The conference was extremely well attended. Peter Renton and Dara Albright turned away many people who hoped to get in last minute. Overall, it was difficult to get a seat in the main conference room for most of the day.
Luckily, I was able to squeeze into the opening keynote by LendingClub CEO Renaud Laplanche. His speech was focused on “Transforming the the Banking System” and included a history of innovation and pointed out that often innovation has come from outside the traditional Banking system (Credit Card, ATMs, Mobile Payments). Also newsworthy was LendingClub’s partnership with Titan Bank and Congressional Bank, which points to a future where banks became investors on the Lending Club platform and walk away from originations and collections.
After the keynote, I spent time connecting with exhibiting exchanges (Fundation, SocietyOne, Funding Community, Realty Mogul, Endurance Lending Network, SoMoLend, QuarterSpot, CircleBackLending, and CommonBond). The diversity of companies launching these days is amazing.
At 11:25, Angela and I stepped up for our workshop “Optimizing Institutional Investing in Peer to Peer Lending”. We had over 30 people attend, and the workshop could not have gone better.

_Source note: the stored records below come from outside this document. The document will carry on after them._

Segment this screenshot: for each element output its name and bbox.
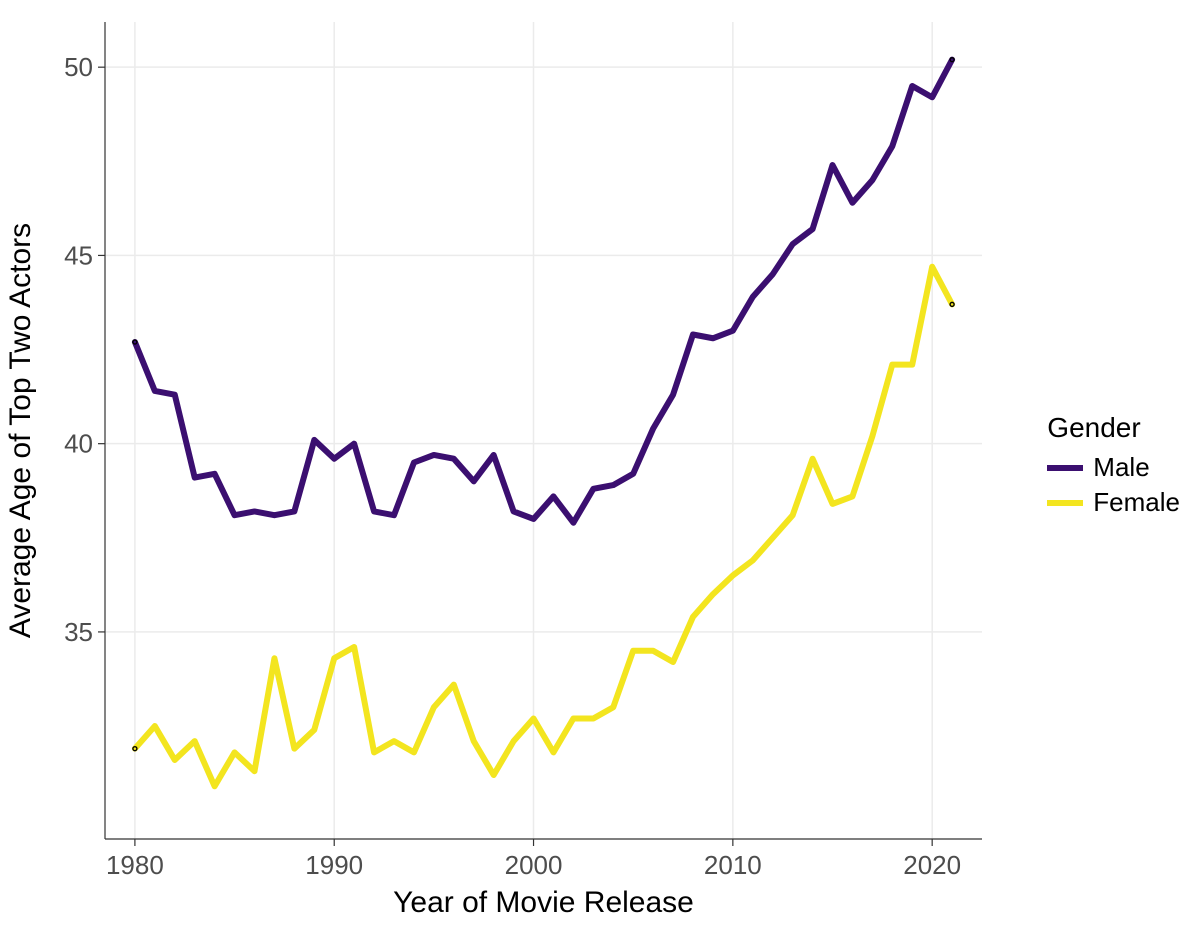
legend: Gender Male Female <box>1037 412 1200 522</box>
endpoint-marker <box>950 58 954 62</box>
legend-swatch <box>1047 465 1083 471</box>
y-tick-label: 35 <box>64 617 93 647</box>
y-tick-label: 50 <box>64 52 93 82</box>
x-tick-label: 2000 <box>505 850 563 880</box>
x-tick-label: 1990 <box>305 850 363 880</box>
x-tick-label: 1980 <box>106 850 164 880</box>
y-axis-title: Average Age of Top Two Actors <box>4 223 37 638</box>
y-tick-label: 40 <box>64 429 93 459</box>
x-tick-label: 2020 <box>903 850 961 880</box>
legend-label: Male <box>1093 452 1149 483</box>
chart-plot-area: 1980 1990 2000 2010 2020 35 40 45 50 Year of Movi… <box>0 0 1037 934</box>
legend-item: Female <box>1047 487 1180 518</box>
legend-label: Female <box>1093 487 1180 518</box>
x-axis-title: Year of Movie Release <box>393 886 694 919</box>
endpoint-marker <box>133 340 137 344</box>
y-tick-label: 45 <box>64 240 93 270</box>
legend-item: Male <box>1047 452 1180 483</box>
x-tick-label: 2010 <box>704 850 762 880</box>
legend-title: Gender <box>1047 412 1180 444</box>
legend-swatch <box>1047 500 1083 506</box>
chart-container: 1980 1990 2000 2010 2020 35 40 45 50 Year of Movi… <box>0 0 1200 934</box>
line-chart-svg: 1980 1990 2000 2010 2020 35 40 45 50 Year of Movi… <box>0 0 1000 934</box>
panel-bg <box>105 22 982 839</box>
endpoint-marker <box>133 747 137 751</box>
legend-items: Male Female <box>1047 452 1180 518</box>
endpoint-marker <box>950 302 954 306</box>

Based on the questions we received, the attendees ranged from those just starting to research this space to experts with millions of dollars already invested. If you would like to see the deck, email me at email@example.com.
The remainder of the morning was spent at the Student Loans and P2P Small Business panels, both emerging and logical extensions of Lending Club and Prosper. The afternoon started off with a great VC and Data panel. I was not able to attend the Small Business direct lending session but I will have a follow up blog post on this group in the future.
The conference ended with an amazing Keynote by Ron Suber of Prosper titled “Powering the Future of Financial Opportunity”. I really liked how Ron highlighted the change in tone from the press. There has been a transformation from hating the space to realizing it is be a better alternative to banks for consumers and lenders. The second point Ron made was that last year, there was too much supply and this year too much demand. He believes that new asset classes will help increase supply this year to put the market back in balance. I think we will still see supply shortages through the end of the year, but this is normal for an attractive new asset class.
Ron then presented his 12 possibilities for the space in the next year. My money is on a couple coming true, but we will need to check back a year from now to see.
A true liquid secondary market
Risk free rate of return rises as fed funds rate rises making P2P returns less compelling
P2P platforms add many more higher risk, higher interest rate borrowers
New forms of data and analysis methods become available making underwriting, risk, and pricing even better
Loans posting in real-time throughout the day – Not set intervals
An insurance option where returns are lower but a minimum interest rate/return guarantee
Global multi asset class platforms emerge
Purchased by Marketplace business, social networks, or other technology companies… IPO?
P2P companies purchase their own bank charters
Credit card companies create a lower, fixed rate, amortized refinance solution for borrowers
Loans available in all states
Ron concluded with a reminder that we are still at the top of the second inning, in the early stages of this new industry. I wholeheartedly agree with this statement. The best days are yet to come.